I'm not sure if there's an established set of best practices, because even now there are a lot of different interpretations and implementations of the "component-based" model. In the interest of full disclosure, for a little over a year I was doing some very heavy database work as part of a project at work, and really grew to love relational data models and the separation of data and logic, so obviously this influenced what I believe to be one of the better implementations of a component-based design. In the case of collections, a collection isn't so much a literal object that contains other objects, as much as it is a result set of a particular query, namely one where you retrieve all objects with CollectionID = 'x' (or in our case, ArmyID = 'x'). The possible values of 'x', or rather the set of army ID's, can either be inferred from the distinct set of army ID's present across all UnitComponent's, or be stored on entities that contain an ArmyComponent. In the latter case you establish an informal constraint on army ID's, and the notion of "valid" versus "invalid" ID's, but whether or not you need that type of constraint is up to you. Usually you'd only have the ArmyComponent if an army needed additional information, and wasn't just a logical grouping or joining of units.

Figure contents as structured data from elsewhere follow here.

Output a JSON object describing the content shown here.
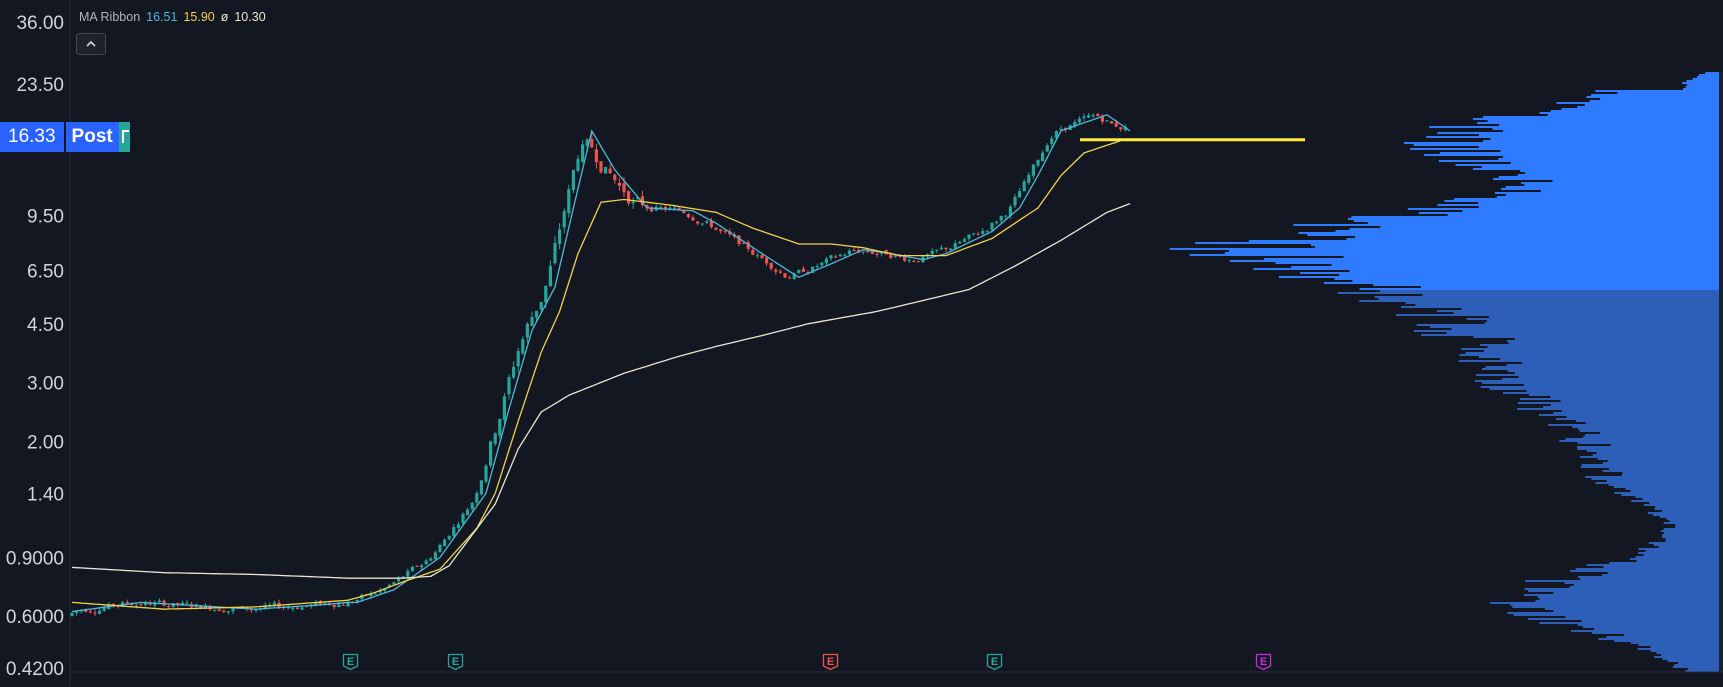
{
  "legend": {
    "indicator_name": "MA Ribbon",
    "ma1": "16.51",
    "ma2": "15.90",
    "ma3_symbol": "ø",
    "ma3": "10.30",
    "collapse_icon": "chevron-up-icon"
  },
  "price_tag": {
    "price": "16.33",
    "session": "Post",
    "flag_icon": "flag-icon"
  },
  "colors": {
    "background": "#131722",
    "up": "#26a69a",
    "down": "#ef5350",
    "ma_fast": "#4fb8d8",
    "ma_mid": "#f2d04b",
    "ma_slow": "#e8e6d0",
    "support_line": "#ffeb3b",
    "volume_profile_upper": "#2f7bff",
    "volume_profile_lower": "#2e5fb8",
    "earnings_past": "#26a69a",
    "earnings_negative": "#ef5350",
    "earnings_upcoming": "#c62fd9"
  },
  "earnings": [
    {
      "label": "E",
      "type": "past"
    },
    {
      "label": "E",
      "type": "past"
    },
    {
      "label": "E",
      "type": "negative"
    },
    {
      "label": "E",
      "type": "past"
    },
    {
      "label": "E",
      "type": "upcoming"
    }
  ],
  "chart_data": {
    "type": "candlestick",
    "scale": "log",
    "y_tick_labels": [
      "36.00",
      "23.50",
      "16.33",
      "9.50",
      "6.50",
      "4.50",
      "3.00",
      "2.00",
      "1.40",
      "0.9000",
      "0.6000",
      "0.4200"
    ],
    "y_ticks": [
      36.0,
      23.5,
      9.5,
      6.5,
      4.5,
      3.0,
      2.0,
      1.4,
      0.9,
      0.6,
      0.42
    ],
    "ylim": [
      0.42,
      36.0
    ],
    "last_price": 16.33,
    "support_level": 16.0,
    "bars_count": 230,
    "series": [
      {
        "name": "MA Ribbon 16.51",
        "role": "ma_fast",
        "anchors": [
          [
            0,
            0.62
          ],
          [
            15,
            0.66
          ],
          [
            40,
            0.63
          ],
          [
            55,
            0.65
          ],
          [
            60,
            0.66
          ],
          [
            62,
            0.66
          ],
          [
            70,
            0.72
          ],
          [
            80,
            0.9
          ],
          [
            90,
            1.4
          ],
          [
            95,
            2.5
          ],
          [
            100,
            4.3
          ],
          [
            105,
            5.8
          ],
          [
            109,
            10
          ],
          [
            113,
            17
          ],
          [
            118,
            13
          ],
          [
            125,
            10
          ],
          [
            135,
            9.8
          ],
          [
            140,
            9
          ],
          [
            150,
            7.3
          ],
          [
            158,
            6.2
          ],
          [
            165,
            6.8
          ],
          [
            172,
            7.5
          ],
          [
            178,
            7.3
          ],
          [
            185,
            7.0
          ],
          [
            190,
            7.3
          ],
          [
            200,
            8.5
          ],
          [
            206,
            10
          ],
          [
            210,
            12.5
          ],
          [
            215,
            17
          ],
          [
            225,
            19
          ],
          [
            230,
            17
          ]
        ]
      },
      {
        "name": "MA Ribbon 15.90",
        "role": "ma_mid",
        "anchors": [
          [
            0,
            0.66
          ],
          [
            20,
            0.63
          ],
          [
            40,
            0.64
          ],
          [
            60,
            0.67
          ],
          [
            65,
            0.7
          ],
          [
            72,
            0.76
          ],
          [
            80,
            0.83
          ],
          [
            88,
            1.1
          ],
          [
            92,
            1.4
          ],
          [
            97,
            2.3
          ],
          [
            102,
            3.7
          ],
          [
            106,
            4.9
          ],
          [
            110,
            7.3
          ],
          [
            115,
            10.4
          ],
          [
            120,
            10.6
          ],
          [
            130,
            10.2
          ],
          [
            140,
            9.7
          ],
          [
            148,
            8.7
          ],
          [
            158,
            7.8
          ],
          [
            165,
            7.8
          ],
          [
            172,
            7.6
          ],
          [
            180,
            7.2
          ],
          [
            190,
            7.2
          ],
          [
            200,
            8.1
          ],
          [
            210,
            10
          ],
          [
            215,
            12.5
          ],
          [
            220,
            14.6
          ],
          [
            228,
            15.9
          ]
        ]
      },
      {
        "name": "MA Ribbon 10.30",
        "role": "ma_slow",
        "anchors": [
          [
            0,
            0.84
          ],
          [
            20,
            0.81
          ],
          [
            40,
            0.8
          ],
          [
            60,
            0.78
          ],
          [
            72,
            0.78
          ],
          [
            78,
            0.79
          ],
          [
            82,
            0.85
          ],
          [
            92,
            1.3
          ],
          [
            97,
            1.9
          ],
          [
            102,
            2.45
          ],
          [
            108,
            2.75
          ],
          [
            120,
            3.2
          ],
          [
            132,
            3.6
          ],
          [
            140,
            3.85
          ],
          [
            150,
            4.15
          ],
          [
            160,
            4.5
          ],
          [
            175,
            4.9
          ],
          [
            195,
            5.7
          ],
          [
            205,
            6.7
          ],
          [
            215,
            8.0
          ],
          [
            225,
            9.7
          ],
          [
            230,
            10.3
          ]
        ]
      }
    ]
  }
}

In this case, would building be an entity connected to a player via a PlayerBuildingComponent (or such)? I'm having difficulty actually separating entities and components at times, usually when relationships are involved (which I have quite many of).
Ideally, an entity is just a logical grouping of components, so there really isn't an entity "object" to add data to because it's a logical grouping, similar to the relationship between armies and units. It's all components. For player ownership, you'd have a PlayerOwnedComponent that can be put on any entity to indicate that it belongs to a particular player. For buildings, you would have a separate BuildingComponent that handles data just related to being a building. The rule of thumb is, if you have to ask whether or not a component needs to be separated into smaller components, it probably does It's a bit like the single responsibility principle, only when applied to data.

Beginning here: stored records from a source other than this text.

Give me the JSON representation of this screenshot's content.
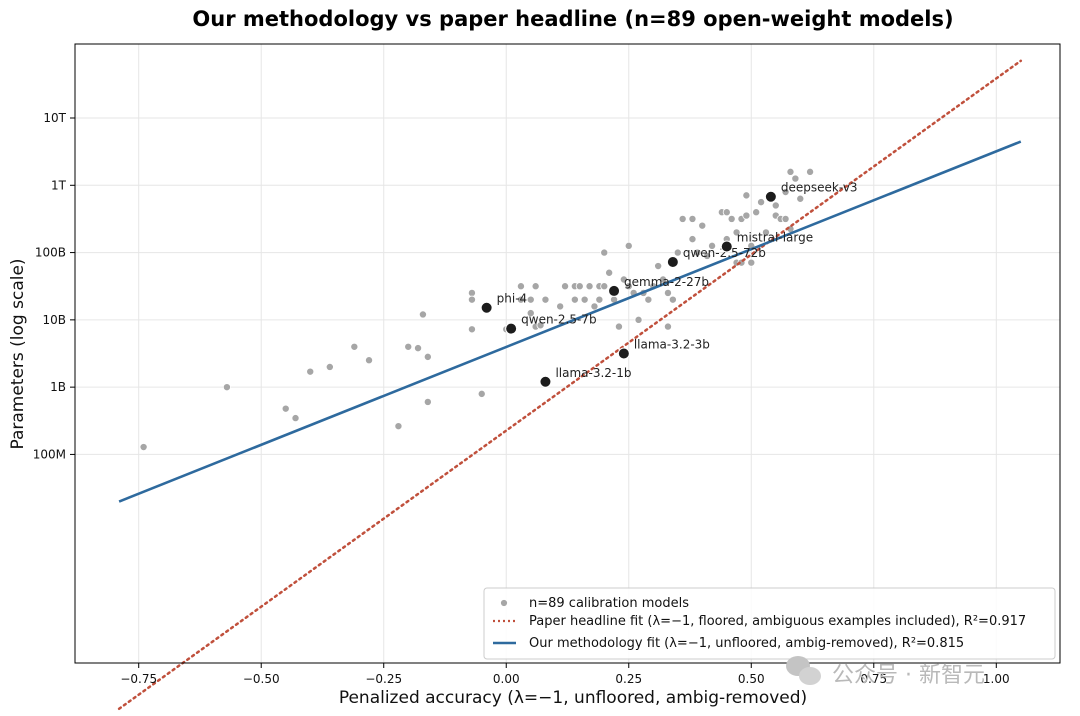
{
  "chart_data": {
    "type": "scatter",
    "title": "Our methodology vs paper headline (n=89 open-weight models)",
    "xlabel": "Penalized accuracy (λ=−1, unfloored, ambig-removed)",
    "ylabel": "Parameters (log scale)",
    "x_range": [
      -0.88,
      1.13
    ],
    "y_scale": "log",
    "y_range_log10": [
      4.9,
      14.1
    ],
    "grid": true,
    "x_ticks": [
      {
        "value": -0.75,
        "label": "−0.75"
      },
      {
        "value": -0.5,
        "label": "−0.50"
      },
      {
        "value": -0.25,
        "label": "−0.25"
      },
      {
        "value": 0.0,
        "label": "0.00"
      },
      {
        "value": 0.25,
        "label": "0.25"
      },
      {
        "value": 0.5,
        "label": "0.50"
      },
      {
        "value": 0.75,
        "label": "0.75"
      },
      {
        "value": 1.0,
        "label": "1.00"
      }
    ],
    "y_ticks": [
      {
        "log10": 8,
        "label": "100M"
      },
      {
        "log10": 9,
        "label": "1B"
      },
      {
        "log10": 10,
        "label": "10B"
      },
      {
        "log10": 11,
        "label": "100B"
      },
      {
        "log10": 12,
        "label": "1T"
      },
      {
        "log10": 13,
        "label": "10T"
      }
    ],
    "legend_position": "bottom-right",
    "series": [
      {
        "name": "n=89 calibration models",
        "kind": "scatter",
        "color": "#a6a6a6",
        "points": [
          [
            -0.74,
            8.11
          ],
          [
            -0.57,
            9.0
          ],
          [
            -0.45,
            8.68
          ],
          [
            -0.43,
            8.54
          ],
          [
            -0.4,
            9.23
          ],
          [
            -0.36,
            9.3
          ],
          [
            -0.31,
            9.6
          ],
          [
            -0.28,
            9.4
          ],
          [
            -0.22,
            8.42
          ],
          [
            -0.2,
            9.6
          ],
          [
            -0.18,
            9.58
          ],
          [
            -0.17,
            10.08
          ],
          [
            -0.16,
            9.45
          ],
          [
            -0.16,
            8.78
          ],
          [
            -0.05,
            8.9
          ],
          [
            -0.07,
            10.4
          ],
          [
            -0.07,
            10.3
          ],
          [
            -0.07,
            9.86
          ],
          [
            0.0,
            9.86
          ],
          [
            0.03,
            10.5
          ],
          [
            0.03,
            10.3
          ],
          [
            0.05,
            10.3
          ],
          [
            0.05,
            10.1
          ],
          [
            0.06,
            10.5
          ],
          [
            0.06,
            9.9
          ],
          [
            0.07,
            9.92
          ],
          [
            0.08,
            10.3
          ],
          [
            0.11,
            10.2
          ],
          [
            0.12,
            10.5
          ],
          [
            0.14,
            10.3
          ],
          [
            0.14,
            10.5
          ],
          [
            0.15,
            10.5
          ],
          [
            0.16,
            10.3
          ],
          [
            0.17,
            10.5
          ],
          [
            0.18,
            10.2
          ],
          [
            0.19,
            10.5
          ],
          [
            0.19,
            10.3
          ],
          [
            0.2,
            11.0
          ],
          [
            0.2,
            10.5
          ],
          [
            0.21,
            10.7
          ],
          [
            0.22,
            10.3
          ],
          [
            0.23,
            9.9
          ],
          [
            0.24,
            10.6
          ],
          [
            0.25,
            11.1
          ],
          [
            0.25,
            10.5
          ],
          [
            0.26,
            10.4
          ],
          [
            0.27,
            10.0
          ],
          [
            0.28,
            10.4
          ],
          [
            0.29,
            10.3
          ],
          [
            0.3,
            10.5
          ],
          [
            0.31,
            10.8
          ],
          [
            0.32,
            10.6
          ],
          [
            0.33,
            10.4
          ],
          [
            0.33,
            9.9
          ],
          [
            0.34,
            10.3
          ],
          [
            0.35,
            11.0
          ],
          [
            0.36,
            11.5
          ],
          [
            0.38,
            11.5
          ],
          [
            0.38,
            11.2
          ],
          [
            0.39,
            11.0
          ],
          [
            0.4,
            11.4
          ],
          [
            0.41,
            10.95
          ],
          [
            0.42,
            11.1
          ],
          [
            0.44,
            11.6
          ],
          [
            0.45,
            11.6
          ],
          [
            0.45,
            11.2
          ],
          [
            0.46,
            11.5
          ],
          [
            0.47,
            10.85
          ],
          [
            0.47,
            11.3
          ],
          [
            0.48,
            10.85
          ],
          [
            0.48,
            11.5
          ],
          [
            0.49,
            11.85
          ],
          [
            0.49,
            11.55
          ],
          [
            0.5,
            11.1
          ],
          [
            0.5,
            10.85
          ],
          [
            0.51,
            11.6
          ],
          [
            0.52,
            11.75
          ],
          [
            0.53,
            11.3
          ],
          [
            0.54,
            11.8
          ],
          [
            0.55,
            11.7
          ],
          [
            0.55,
            11.55
          ],
          [
            0.56,
            11.5
          ],
          [
            0.57,
            11.9
          ],
          [
            0.57,
            11.5
          ],
          [
            0.58,
            11.35
          ],
          [
            0.58,
            12.2
          ],
          [
            0.59,
            12.1
          ],
          [
            0.6,
            11.8
          ],
          [
            0.62,
            12.2
          ]
        ]
      },
      {
        "name": "Paper headline fit (λ=−1, floored, ambiguous examples included), R²=0.917",
        "kind": "line",
        "style": "dotted",
        "color": "#c0503c",
        "points": [
          [
            -0.79,
            4.22
          ],
          [
            1.05,
            13.85
          ]
        ]
      },
      {
        "name": "Our methodology fit (λ=−1, unfloored, ambig-removed), R²=0.815",
        "kind": "line",
        "style": "solid",
        "color": "#2e6a9e",
        "points": [
          [
            -0.79,
            7.3
          ],
          [
            1.05,
            12.65
          ]
        ]
      }
    ],
    "highlighted": [
      {
        "label": "phi-4",
        "x": -0.04,
        "y": 10.18
      },
      {
        "label": "qwen-2.5-7b",
        "x": 0.01,
        "y": 9.87
      },
      {
        "label": "gemma-2-27b",
        "x": 0.22,
        "y": 10.43
      },
      {
        "label": "llama-3.2-1b",
        "x": 0.08,
        "y": 9.08
      },
      {
        "label": "llama-3.2-3b",
        "x": 0.24,
        "y": 9.5
      },
      {
        "label": "qwen-2.5-72b",
        "x": 0.34,
        "y": 10.86
      },
      {
        "label": "mistral-large",
        "x": 0.45,
        "y": 11.09
      },
      {
        "label": "deepseek-v3",
        "x": 0.54,
        "y": 11.83
      }
    ]
  },
  "watermark": {
    "text": "公众号 · 新智元",
    "icon": "wechat-icon"
  }
}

Concrete example of how it works in my game: Say a player has x farms. There is no interest for the player to see these farms as unique, so I would group them into some data structure which says: BuildingType: Farm, Amount: x. But then behaviour needs to be added to this entity (or component, depending on your answer to the above question), so we add ProducesFoodComponent to this entity. Am I on the right track with regards to making the Building an entity in this case, and then linking this entity building to my player entity via a PlayerBuilding Component on either the Player or Building entity? If I don't do separate the building data structure into an entity, I'll get components having children of components, which does not seem right.

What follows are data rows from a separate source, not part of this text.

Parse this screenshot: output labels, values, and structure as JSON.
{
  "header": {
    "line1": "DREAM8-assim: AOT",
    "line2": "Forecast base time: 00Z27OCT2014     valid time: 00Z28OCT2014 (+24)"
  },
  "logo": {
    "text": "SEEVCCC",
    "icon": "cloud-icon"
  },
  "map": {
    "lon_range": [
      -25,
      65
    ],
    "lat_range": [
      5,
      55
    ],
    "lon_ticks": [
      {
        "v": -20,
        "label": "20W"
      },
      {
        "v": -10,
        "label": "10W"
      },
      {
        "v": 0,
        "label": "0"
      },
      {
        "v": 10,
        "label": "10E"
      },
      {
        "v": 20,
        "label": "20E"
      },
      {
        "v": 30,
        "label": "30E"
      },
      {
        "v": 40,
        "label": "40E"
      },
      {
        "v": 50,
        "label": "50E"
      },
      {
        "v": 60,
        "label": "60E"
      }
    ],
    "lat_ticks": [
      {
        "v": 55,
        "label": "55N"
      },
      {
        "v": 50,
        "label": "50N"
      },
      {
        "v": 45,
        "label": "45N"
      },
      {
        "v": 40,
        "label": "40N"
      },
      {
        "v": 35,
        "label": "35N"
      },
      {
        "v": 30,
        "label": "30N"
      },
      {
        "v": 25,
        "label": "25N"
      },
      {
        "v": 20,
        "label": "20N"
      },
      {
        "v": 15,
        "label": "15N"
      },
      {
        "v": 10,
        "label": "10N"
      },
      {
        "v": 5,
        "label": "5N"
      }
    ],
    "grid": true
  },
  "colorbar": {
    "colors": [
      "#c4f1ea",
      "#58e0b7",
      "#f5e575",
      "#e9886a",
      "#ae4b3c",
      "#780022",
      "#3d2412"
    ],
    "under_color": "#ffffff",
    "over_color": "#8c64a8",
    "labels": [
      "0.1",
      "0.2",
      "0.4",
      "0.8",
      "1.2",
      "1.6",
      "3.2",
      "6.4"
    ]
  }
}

This relates back to what I mentioned earlier about logical groupings and queries. You wouldn't have an actual data structure that groups farms, or even cares that they are farms. All the system cares about, is entities that have ProducesFoodComponents, and entites that belong to the player of interest (which will have a PlayerOwnedComponent of the correct player ID). Depending on your level of normalization, it will do a query not far off from this, to get the total food production amount for a player with ID 'x' (I apologize ahead of time for any syntax errors in my SQL!):
select sum(food.food_amount) from produces_food_components as food inner join player_owned_components as player on food.entity_id = player.entity_id where player.owner_player_id = x
Now of course your implementation might not use an actual query language, but that's the essence of how systems would retrieve the information they need from the collection of components and relations.